If Maupassant had only painted, in general fashion, the characters and the phase of literature mentioned, he would not be distinguished from other writers of the group called "naturalists." His true glory is in the extraordinary superiority of his art. He did not invent it, and his method is not alien to that of "Madame Bovary," but he knew how to give it a suppleness, a variety, and a freedom which were always wanting in Flaubert. The latter, in his best pages, is always strained. To use the expressive metaphor of the Greek athletes, he "smells of the oil." When one recalls that when attacked by hysteric epilepsy, Flaubert postponed the crisis of the terrible malady by means of sedatives, this strained atmosphere of labor—I was going to say of stupor—which pervades his work is explained. He is an athlete, a runner, but one who drags at his feet a terrible weight. He is in the race only for the prize of effort, an effort of which every motion reveals the intensity.
Maupassant, on the other hand, if he suffered from a nervous lesion, gave no sign of it, except in his heart. His intelligence was bright and lively, and above all, his imagination, served by senses always on the alert, preserved for some years an astonishing freshness of direct vision.
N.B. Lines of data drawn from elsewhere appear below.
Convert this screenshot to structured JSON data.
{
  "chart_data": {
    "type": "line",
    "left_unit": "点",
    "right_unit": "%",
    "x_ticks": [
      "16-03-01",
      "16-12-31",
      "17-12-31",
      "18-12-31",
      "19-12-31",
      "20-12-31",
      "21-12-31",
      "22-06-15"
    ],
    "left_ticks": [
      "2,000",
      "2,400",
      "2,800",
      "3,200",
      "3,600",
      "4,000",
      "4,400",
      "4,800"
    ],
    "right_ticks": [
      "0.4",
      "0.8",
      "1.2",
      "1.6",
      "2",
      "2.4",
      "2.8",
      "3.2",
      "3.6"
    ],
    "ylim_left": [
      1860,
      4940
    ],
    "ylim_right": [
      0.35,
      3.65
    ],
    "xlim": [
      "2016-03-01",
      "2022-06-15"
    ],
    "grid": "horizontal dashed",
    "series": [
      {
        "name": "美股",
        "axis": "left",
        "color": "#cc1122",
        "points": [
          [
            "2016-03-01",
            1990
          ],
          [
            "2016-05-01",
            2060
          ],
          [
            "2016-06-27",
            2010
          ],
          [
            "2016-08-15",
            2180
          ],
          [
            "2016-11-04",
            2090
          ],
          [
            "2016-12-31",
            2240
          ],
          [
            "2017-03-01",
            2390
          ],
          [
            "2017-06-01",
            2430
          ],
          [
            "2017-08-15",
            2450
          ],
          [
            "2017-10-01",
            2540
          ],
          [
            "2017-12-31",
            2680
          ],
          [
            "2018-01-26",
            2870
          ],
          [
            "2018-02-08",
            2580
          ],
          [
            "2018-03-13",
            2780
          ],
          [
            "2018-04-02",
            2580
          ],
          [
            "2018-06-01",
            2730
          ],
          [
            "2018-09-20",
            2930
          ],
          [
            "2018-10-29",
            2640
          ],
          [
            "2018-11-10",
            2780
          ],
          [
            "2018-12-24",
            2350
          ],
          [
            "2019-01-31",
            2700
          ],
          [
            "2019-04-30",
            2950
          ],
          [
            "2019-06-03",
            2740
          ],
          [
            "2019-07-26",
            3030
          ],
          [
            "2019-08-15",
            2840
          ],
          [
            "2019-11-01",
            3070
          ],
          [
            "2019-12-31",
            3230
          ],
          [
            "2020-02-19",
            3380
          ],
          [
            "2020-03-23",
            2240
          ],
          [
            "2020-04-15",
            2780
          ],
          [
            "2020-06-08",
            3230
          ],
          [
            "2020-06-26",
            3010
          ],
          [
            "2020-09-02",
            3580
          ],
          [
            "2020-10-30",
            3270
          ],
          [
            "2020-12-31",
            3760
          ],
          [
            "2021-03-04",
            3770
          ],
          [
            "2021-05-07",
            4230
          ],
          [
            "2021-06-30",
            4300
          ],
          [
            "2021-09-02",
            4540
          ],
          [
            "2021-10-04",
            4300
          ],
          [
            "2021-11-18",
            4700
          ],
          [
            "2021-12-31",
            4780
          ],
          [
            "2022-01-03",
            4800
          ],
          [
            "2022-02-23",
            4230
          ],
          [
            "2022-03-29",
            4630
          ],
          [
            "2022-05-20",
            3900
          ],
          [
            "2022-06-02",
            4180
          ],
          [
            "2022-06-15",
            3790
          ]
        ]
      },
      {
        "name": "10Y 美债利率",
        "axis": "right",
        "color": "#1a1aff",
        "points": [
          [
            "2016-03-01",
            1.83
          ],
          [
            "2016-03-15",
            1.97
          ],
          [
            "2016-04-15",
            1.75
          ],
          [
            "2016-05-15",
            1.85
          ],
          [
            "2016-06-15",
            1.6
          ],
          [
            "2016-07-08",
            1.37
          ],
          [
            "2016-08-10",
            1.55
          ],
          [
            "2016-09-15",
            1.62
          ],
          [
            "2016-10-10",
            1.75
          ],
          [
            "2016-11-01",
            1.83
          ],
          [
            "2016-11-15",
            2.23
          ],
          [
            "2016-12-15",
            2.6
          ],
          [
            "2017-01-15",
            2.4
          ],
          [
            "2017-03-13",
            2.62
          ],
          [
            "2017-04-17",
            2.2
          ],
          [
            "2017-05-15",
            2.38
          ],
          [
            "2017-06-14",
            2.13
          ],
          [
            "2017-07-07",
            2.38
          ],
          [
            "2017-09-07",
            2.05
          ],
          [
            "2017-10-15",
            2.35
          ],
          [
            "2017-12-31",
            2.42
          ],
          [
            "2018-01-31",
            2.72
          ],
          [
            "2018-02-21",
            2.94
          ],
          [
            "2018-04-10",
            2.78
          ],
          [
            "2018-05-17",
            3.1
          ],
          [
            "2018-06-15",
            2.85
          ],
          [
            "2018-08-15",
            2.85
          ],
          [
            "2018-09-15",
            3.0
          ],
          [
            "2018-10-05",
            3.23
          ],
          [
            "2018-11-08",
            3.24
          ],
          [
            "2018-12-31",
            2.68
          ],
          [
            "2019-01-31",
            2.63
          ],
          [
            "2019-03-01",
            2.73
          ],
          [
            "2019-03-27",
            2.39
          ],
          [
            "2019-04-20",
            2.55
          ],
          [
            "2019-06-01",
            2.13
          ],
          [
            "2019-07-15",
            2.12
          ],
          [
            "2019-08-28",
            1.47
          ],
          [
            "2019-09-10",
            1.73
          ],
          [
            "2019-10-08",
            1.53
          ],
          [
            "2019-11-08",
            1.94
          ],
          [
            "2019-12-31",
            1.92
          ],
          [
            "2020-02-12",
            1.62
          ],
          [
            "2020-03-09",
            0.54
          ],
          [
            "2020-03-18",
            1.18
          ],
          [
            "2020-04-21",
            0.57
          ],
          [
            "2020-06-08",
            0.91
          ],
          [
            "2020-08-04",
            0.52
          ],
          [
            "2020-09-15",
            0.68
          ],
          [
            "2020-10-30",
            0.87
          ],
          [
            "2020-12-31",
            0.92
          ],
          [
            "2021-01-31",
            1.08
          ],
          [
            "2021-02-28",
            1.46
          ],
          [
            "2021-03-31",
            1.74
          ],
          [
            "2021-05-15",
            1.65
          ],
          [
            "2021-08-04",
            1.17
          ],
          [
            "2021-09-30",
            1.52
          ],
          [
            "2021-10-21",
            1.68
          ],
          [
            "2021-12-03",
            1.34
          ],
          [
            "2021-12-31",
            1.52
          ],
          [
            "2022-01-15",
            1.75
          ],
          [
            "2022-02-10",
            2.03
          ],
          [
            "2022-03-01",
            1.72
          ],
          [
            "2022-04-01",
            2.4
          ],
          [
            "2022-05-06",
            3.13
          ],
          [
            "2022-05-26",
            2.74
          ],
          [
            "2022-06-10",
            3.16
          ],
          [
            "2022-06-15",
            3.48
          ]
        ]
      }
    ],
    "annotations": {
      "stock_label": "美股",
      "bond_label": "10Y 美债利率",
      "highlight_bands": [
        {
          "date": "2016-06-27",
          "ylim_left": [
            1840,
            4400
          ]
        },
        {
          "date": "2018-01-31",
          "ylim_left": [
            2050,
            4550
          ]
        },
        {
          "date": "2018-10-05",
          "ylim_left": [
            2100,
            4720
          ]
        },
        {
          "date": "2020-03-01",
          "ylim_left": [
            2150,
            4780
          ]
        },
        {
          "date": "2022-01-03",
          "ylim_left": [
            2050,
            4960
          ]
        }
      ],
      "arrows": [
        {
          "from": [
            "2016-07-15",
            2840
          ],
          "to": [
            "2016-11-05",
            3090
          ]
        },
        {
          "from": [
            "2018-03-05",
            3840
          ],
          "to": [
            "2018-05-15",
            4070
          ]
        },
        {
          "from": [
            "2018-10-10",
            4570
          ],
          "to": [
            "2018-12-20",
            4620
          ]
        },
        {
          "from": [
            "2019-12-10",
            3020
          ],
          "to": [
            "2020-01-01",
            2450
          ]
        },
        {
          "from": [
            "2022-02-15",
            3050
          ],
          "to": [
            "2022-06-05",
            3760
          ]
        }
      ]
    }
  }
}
If his art was due to Flaubert, it is no more belittling to him than if one call Raphael an imitator of Perugini.
Like Flaubert, he excelled in composing a story, in distributing the facts with subtle gradation, in bringing in at the end of a familiar dialogue something startlingly dramatic; but such composition, with him, seems easy, and while the descriptions are marvelously well established in his stories, the reverse is true of Flaubert's, which always appear a little veneered. Maupassant's phrasing, however dramatic it may be, remains easy and flowing.
Maupassant always sought for large and harmonious rhythm in his deliberate choice of terms, always chose sound, wholesome language, with a constant care for technical beauty. Inheriting from his master an instrument already forged, he wielded it with a surer skill. In the quality of his style, at once so firm and clear, so gorgeous yet so sober, so supple and so firm, he equals the writers of the seventeenth century. His method, so deeply and simply French, succeeds in giving an indescribable "tang" to his descriptions. If observation from nature imprints upon his tales the strong accent of reality, the prose in which they are shrined so conforms to the genius of the race as to smack of the soil.
It is enough that the critics of to-day place Guy de Maupassant among our classic writers. He has his place in the ranks of pure French genius, with the Regniers, the La Fontaines, the Molières. And those signs of secret ill divined everywhere under this wholesome prose surround it for those who knew and loved him with a pathos that is inexpressible.